The Medicaid question
Medicaid policy in Montana: Montana expanded Medicaid in 2016 under the Affordable Care Act. The federal Medicaid program covers addiction treatment as a mandatory behavioral-health benefit; state variations manifest through eligibility thresholds, 1115 waiver scope (particularly for residential / IMD coverage), and managed-care contract structure. Has realistic access to Medicaid coverage for addiction treatment once enrolled
The overdose-mortality context
Per CDC 2023 data, Montana's overdose mortality rate stands at 18.3 deaths per 100,000. The clinical implication is a specific set of priorities: documented MAT access for opioid use disorder, naloxone saturation in emergency settings, and integrated behavioral-health services for co-occurring stimulant use. The specific context: tribal-area access gaps, methamphetamine prevalence, long driving distances.

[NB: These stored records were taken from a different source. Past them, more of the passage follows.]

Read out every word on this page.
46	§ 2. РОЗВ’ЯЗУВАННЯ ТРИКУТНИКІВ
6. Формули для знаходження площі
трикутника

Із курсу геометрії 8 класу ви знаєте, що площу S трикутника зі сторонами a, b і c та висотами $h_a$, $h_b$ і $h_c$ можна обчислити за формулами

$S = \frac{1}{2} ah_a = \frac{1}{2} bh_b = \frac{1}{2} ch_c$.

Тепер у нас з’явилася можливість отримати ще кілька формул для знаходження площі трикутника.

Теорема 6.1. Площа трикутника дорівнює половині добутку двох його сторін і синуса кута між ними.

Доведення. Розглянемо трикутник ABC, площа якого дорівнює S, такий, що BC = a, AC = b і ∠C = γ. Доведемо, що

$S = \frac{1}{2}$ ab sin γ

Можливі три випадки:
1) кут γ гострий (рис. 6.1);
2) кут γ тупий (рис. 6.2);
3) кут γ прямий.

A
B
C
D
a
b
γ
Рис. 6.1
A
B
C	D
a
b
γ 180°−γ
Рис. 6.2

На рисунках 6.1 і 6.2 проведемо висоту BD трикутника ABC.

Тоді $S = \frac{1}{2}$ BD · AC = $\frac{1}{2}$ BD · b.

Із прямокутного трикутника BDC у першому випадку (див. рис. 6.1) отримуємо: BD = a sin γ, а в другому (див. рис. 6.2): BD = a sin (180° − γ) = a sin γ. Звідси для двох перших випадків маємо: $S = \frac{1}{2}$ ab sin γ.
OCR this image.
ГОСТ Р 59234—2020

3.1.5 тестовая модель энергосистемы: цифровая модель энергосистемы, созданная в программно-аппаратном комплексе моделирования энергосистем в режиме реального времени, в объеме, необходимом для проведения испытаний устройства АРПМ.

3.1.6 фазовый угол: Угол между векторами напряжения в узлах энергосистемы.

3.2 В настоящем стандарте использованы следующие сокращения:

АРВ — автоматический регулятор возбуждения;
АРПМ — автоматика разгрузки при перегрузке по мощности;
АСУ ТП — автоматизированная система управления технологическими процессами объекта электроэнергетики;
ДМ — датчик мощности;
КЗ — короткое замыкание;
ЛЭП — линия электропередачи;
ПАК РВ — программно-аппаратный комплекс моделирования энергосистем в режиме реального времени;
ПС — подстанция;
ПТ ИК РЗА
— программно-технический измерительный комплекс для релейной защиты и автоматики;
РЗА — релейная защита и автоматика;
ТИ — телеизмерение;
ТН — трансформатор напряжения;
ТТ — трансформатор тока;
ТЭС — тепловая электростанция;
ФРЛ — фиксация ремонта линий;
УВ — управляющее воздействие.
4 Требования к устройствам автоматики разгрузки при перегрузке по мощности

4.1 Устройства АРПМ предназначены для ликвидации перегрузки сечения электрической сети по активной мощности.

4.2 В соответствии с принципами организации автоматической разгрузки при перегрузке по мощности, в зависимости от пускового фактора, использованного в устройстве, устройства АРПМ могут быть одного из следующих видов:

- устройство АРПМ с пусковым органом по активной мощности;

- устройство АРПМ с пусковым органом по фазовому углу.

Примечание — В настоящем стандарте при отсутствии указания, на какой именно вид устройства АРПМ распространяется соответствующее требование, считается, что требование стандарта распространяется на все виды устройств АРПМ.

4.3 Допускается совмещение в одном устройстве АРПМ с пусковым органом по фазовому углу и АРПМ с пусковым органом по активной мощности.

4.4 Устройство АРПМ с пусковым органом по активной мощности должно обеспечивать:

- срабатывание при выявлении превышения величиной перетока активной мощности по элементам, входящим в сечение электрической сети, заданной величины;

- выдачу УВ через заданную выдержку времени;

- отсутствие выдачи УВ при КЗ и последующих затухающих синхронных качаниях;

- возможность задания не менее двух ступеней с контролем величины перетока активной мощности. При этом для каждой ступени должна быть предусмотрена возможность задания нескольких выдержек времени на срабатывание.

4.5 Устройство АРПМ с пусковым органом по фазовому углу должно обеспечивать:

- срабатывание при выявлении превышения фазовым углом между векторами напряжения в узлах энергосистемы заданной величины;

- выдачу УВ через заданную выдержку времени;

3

How access actually works in Montana
The 97 licensed facilities in Montana include a mix of hospital-system, private-equity-owned, nonprofit, and state-funded programs. Outcome research consistently finds more variation within categories than across them, which means the clinical-framework question (ASAM-aligned? MAT-offered? evidence-based programming?) is a more productive filter than the ownership-structure question. The specific context: tribal-area access gaps, methamphetamine prevalence, long driving distances.
What to do next
Recommended workflow for Montana patients evaluating treatment options: (1) complete an ASAM-aligned self-assessment to produce an initial severity indication; (2) request insurance benefits verification with specific line-items (residential, PHP, IOP, MAT) from the insurer; (3) obtain the insurer's medical-necessity criteria document under 2024 MHPAEA disclosure rights; (4) cross-reference in-network facility list with SAMHSA federal locator for operational status; (5) evaluate candidate facilities against ASAM 4e clinical-framework alignment.
Last updated April 2026. Sources: SAMHSA Treatment Locator, CDC WONDER (overdose mortality 2023), KFF Medicaid Tracker, ASAM Criteria 4e. See our editorial policy.